Saturday, 4 February 2012

Scene 2: Personality Check! or Writing Character Advice

Only my second post and I am already disappearing behind the scenes and into scriptwriting to say hooray! Because I think I've finally figured out how to create a well-rounded 3D character before I write them into a script.


Creating a realistic but interesting character is, at least I think, key to a story. Good characters can relieve bad or messy plotting/story to some extend, whilst a good plot can be tainted by badly created characters - possibly, I was going to use Lesbian Vampire Killers as an example, but I wasn't to desperately impressed witht the plot there either, let alone James Corden's character - the actor himself is fine, its just the character that annoyed me. 


Back to the point, I recently purchased yet another book on scriptwriting called Lew Hunter's Screenwriting 434, which impressed me by not seeming to complicated in its approach and not to bogged down in some sort of complex theory. It's advice on character building was looking for the soul of the character by writing out a description, not one of these descriptons:


Name: Sophie Miller
Age: 24


Sophie Miller is a magazine journalist, who lives in London. She moved there from North Yorkshire two years ago after studying English and Journalism at university. She has a chic apartment in the good partof town. She plays tennis, likes Gucci shoes. She has a boyfriend called Nick who is a finanical consultant. etc. etc.


Which I had been using, for some strange reason - despite the fact that Robert McKee's book  Story had pointed out that character should not be a list of traits and ticks, but should be shown through action and how they react - which is good advice too. 


So, anyway, the examples given in Lew's book went something like this instead:


Sophie Miller looks like any normal young office worker at a London magazine - all fashionably dressed, tidy hair and a neat smile. Her only give away is the slight accent, slightly Northern, though she's tried very hard to lose it. Sophie abandoned the hills of Yorkshire two years ago for the dream life of posh restuarants, sharp suited, attractive boyfriends, expensive shoes and yoga lessons.
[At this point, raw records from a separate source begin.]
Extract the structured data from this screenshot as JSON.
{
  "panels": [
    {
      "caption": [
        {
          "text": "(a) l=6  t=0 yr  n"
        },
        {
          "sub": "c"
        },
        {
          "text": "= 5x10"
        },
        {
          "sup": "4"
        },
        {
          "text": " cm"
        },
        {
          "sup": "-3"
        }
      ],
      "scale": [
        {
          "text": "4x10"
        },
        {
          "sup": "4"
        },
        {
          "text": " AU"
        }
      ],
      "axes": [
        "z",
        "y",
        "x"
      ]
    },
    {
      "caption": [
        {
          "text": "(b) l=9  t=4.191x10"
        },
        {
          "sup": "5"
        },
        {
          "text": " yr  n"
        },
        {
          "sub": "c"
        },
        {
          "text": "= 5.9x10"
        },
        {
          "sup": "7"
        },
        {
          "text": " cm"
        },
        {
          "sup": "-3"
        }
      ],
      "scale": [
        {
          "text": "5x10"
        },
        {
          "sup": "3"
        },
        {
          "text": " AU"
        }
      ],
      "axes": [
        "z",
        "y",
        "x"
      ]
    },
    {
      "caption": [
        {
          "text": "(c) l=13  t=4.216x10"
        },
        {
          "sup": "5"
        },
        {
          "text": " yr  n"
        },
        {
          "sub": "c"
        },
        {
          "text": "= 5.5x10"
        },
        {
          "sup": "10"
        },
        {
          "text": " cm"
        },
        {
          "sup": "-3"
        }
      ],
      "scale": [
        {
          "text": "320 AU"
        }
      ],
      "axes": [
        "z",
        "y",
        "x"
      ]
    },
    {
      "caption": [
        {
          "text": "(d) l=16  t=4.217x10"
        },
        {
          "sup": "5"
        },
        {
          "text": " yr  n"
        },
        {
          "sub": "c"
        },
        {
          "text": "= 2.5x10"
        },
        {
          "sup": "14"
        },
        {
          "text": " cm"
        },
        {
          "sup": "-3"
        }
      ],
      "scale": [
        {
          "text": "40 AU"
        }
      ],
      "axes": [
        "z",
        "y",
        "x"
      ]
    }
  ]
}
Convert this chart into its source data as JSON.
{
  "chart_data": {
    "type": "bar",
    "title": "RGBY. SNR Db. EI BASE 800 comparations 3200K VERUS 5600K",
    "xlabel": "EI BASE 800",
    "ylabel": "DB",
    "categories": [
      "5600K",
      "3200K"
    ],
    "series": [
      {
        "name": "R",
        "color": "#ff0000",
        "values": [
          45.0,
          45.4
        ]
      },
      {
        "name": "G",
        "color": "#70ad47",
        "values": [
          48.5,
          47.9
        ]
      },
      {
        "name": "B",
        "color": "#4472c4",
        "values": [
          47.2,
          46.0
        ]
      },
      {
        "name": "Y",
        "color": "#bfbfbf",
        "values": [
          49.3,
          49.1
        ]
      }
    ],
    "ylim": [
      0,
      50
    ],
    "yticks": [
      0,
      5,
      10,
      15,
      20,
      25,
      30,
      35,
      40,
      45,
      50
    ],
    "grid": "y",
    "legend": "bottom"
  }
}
The lifestyle she'd read about in the glossy magazines of the Sunday papers she read as a girl. Now she has it, the finanical consultant boyfriend Nick, the chic apartment, the tennis matches against the glamourous next door neighbours - and she hates it. The London buildings seem to push out the sky. She misses cycling down to the local swimming pool on hot days, and hates spending her time in an office writing about handbags. She's bought tons of handbags now, and she knows, that no matter how expensive they are, they won't change your life. 


As you can see, this sums up the persons thoughts, feelings and here, even their inner conflict. It's not quite as good as the book examples, but you see what I mean about soul? You may not know her favourite type of shoe, but you know her. I would reccomend this exercise to all writers, it really gets you in the mind-set of the character, and I'm definitely using it from now on.